What might be the impact on projects like the Middle Fork Greenway and its extensions north of Boone, to Todd?
Are there other highway widening projects planned?
How does this affect a potential bypass around Boone?
Is a commercial passenger airport in the High Country more or less feasible under the new formula?
“Everyone has questions,” concluded Rogers, “because everyone has a stake in our transportation infrastructure. Blowing Rock News wishes to thank Mr. Tata and each of the panel discussion participants for agreeing to appear in Blowing Rock and speak to this issue for the public’s benefit. As with all of our Outside the Rock meetings, we invite anyone and everyone to attend. Admission is free.”
Outside the Rock is an editorial series launched by Blowing Rock News in September of 2013. It focuses on companies, government agencies, and other business activities occurring outside of the immediate High Country region, but have the potential to have a profound impact on the economic development of the mountain region of North Carolina.

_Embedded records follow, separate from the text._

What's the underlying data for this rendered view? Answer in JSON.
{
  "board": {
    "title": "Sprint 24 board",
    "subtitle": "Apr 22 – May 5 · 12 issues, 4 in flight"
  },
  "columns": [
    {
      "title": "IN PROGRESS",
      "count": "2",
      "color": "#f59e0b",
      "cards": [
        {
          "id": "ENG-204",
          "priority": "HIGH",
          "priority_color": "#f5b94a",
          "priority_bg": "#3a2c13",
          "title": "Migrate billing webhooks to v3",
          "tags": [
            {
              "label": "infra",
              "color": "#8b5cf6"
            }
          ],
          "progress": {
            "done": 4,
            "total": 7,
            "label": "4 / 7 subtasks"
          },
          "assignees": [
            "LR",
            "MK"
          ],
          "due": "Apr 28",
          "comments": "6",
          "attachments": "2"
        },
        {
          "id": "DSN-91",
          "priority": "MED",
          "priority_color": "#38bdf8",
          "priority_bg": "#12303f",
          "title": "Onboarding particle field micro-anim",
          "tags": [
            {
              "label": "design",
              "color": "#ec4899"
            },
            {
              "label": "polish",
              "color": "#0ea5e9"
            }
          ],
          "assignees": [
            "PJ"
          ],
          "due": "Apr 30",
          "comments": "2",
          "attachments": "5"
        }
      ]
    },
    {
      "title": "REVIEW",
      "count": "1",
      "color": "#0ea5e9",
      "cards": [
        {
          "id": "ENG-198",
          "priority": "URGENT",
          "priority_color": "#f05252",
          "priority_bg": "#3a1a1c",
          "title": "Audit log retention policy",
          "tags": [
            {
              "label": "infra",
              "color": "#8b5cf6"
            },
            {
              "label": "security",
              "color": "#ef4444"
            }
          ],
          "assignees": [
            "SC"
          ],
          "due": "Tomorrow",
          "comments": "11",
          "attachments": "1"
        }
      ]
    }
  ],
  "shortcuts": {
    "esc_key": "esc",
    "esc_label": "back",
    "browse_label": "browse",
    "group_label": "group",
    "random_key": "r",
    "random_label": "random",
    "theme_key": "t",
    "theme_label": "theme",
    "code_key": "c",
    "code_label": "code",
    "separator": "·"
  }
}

The first Outside the Rock event featured the management team of Visionaire Jets LLC, manufacturer of the world’s first all-composite, single engine business jet, based in Newton, NC, that is expected to have a $2 billion annual economic impact on the Catawba River Valley. The Johns River, which is part of the Catawba River system, has its headwaters in the Globe Valley between Blowing Rock and Grandfather Mountain.